The 10 Flat Cat Rules
1. Fruit ain't apples
Apples maybe fruit but that doesn't mean fruit is apples. It's a common misconception, but advertising is only one small part of the marketing process. You can have marketing without advertising but you should never have advertising without marketing. You can't expect to make fruit salad with only apples.
2. Stick to the facts
In business, you can't afford to take things for granted. Business success depends on making the right decisions and the best decisions are based on the best information. Innovation comes from questioning established beliefs that are not founded on facts. When you know your information is fact, you can have confidence in your solutions.
3. You are no one - you know nothing.
Business owners think they know what staff want. Staff think they know what the business owner wants. Both think they know what customers want. But very few ask questions. It doesn't matter how much experience you have in the industry or how well you know the business. Sometimes you just have to accept the fact that you will only get the right answers when you ask the right people the right questions.
4. Everything matters
Never assume that something won't make a difference. Anything can make a difference. The question you need to ask is whether it is more likely to make a good difference or a bad difference. The "butterfly effect" (from chaos theory) suggests a butterfly flapping its wings in Brazil could cause a tornado in Texas. The idea is that a tiny difference in initial conditions could have a drastic effect on long-term outcomes.
5. Money talks
Don't bother asking staff what customers want. Don't bother asking colleagues, advisors, or marketing gurus. Customers are the ones putting up the money so they are the best ones to tell you what the strengths of your business are.
6. Treat the cause
Diagnosing the real cause of a problem may be harder, but the end result is far more effective. Remember, a problem doesn't have to be a "problem". We view "increasing sales" as a problem that needs solving. But if you view the problem in the short term, you end up treating the symptom - like buying some product yourself. The same problem will be back tomorrow. By taking a longer view of the problem, you can find out what causes people to buy more product. Then you can have thousands of people buying product every day.

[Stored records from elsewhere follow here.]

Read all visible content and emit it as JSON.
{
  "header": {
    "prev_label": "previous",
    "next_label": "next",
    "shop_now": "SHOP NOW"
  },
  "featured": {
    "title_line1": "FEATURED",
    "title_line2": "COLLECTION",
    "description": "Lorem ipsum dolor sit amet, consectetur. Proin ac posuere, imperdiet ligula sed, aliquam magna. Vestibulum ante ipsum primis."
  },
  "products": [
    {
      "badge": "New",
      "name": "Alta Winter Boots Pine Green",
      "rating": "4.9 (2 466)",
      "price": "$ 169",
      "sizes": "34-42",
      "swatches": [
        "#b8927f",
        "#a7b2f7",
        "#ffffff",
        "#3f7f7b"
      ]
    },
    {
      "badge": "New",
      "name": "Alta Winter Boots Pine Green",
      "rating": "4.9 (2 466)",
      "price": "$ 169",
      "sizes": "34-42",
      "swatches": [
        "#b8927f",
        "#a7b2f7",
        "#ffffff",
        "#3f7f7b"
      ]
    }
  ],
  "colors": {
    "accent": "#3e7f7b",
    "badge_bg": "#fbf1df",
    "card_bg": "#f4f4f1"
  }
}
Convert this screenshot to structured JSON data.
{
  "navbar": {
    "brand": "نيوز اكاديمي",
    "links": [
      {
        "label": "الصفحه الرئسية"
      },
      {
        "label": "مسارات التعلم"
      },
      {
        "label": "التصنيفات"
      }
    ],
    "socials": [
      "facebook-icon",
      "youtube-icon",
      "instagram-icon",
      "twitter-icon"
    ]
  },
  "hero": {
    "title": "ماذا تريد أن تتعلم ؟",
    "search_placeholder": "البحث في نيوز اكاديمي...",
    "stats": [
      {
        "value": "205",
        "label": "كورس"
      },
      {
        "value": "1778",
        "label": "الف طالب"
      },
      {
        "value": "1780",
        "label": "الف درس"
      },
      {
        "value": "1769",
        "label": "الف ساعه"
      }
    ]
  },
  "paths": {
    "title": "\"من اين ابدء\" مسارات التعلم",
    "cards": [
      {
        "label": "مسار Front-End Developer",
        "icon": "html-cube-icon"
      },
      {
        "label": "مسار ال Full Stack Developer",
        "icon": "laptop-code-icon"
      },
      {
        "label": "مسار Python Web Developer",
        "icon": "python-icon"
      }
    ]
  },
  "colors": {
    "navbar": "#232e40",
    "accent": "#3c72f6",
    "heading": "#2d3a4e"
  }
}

7. Marketing is relationship management
Marketing is not as simple as "increasing sales" or "advertising". It's about how customers relate to the product and how the product relates to customers. Public Relations is about a wider relationship, including stakeholders other than customers and the general public.
8. Believe in the numbers
Eventually, the numbers always win. A marketing strategy that gives you a slight advantage may not appear to do so straight away. But, eventually, anomalies fade into statistical insignificance. The inverse also is true. We know that poker machines and casinos hold a slight advantage and will, therefore, always win. You may make some money in the short term, but eventually the numbers will tell. The longer you play, the more guaranteed you are of going broke.
9. Perception is reality
I know it's good quality, you know it's good quality. But if the customer thinks it's cheap and nasty, then in the customer's reality, it is cheap and nasty. Unfortunately, the decision to buy is made in the customer's reality. As much as it may hurt to admit - saying "people think that but it's not true" is a waste of oxygen. You can't just make a product better quality and value, you have to make people believe it is better quality and value.
10. We're not selling to you
If you don't like your new slogan or logo or new advertisement, that's fine. We're not selling to you. We're selling to your customers. If your customers don't like it, then we have a problem. Business owners and managers are often not part of the target market so they have to remove their opinions from the decision-making process and focus on the real target.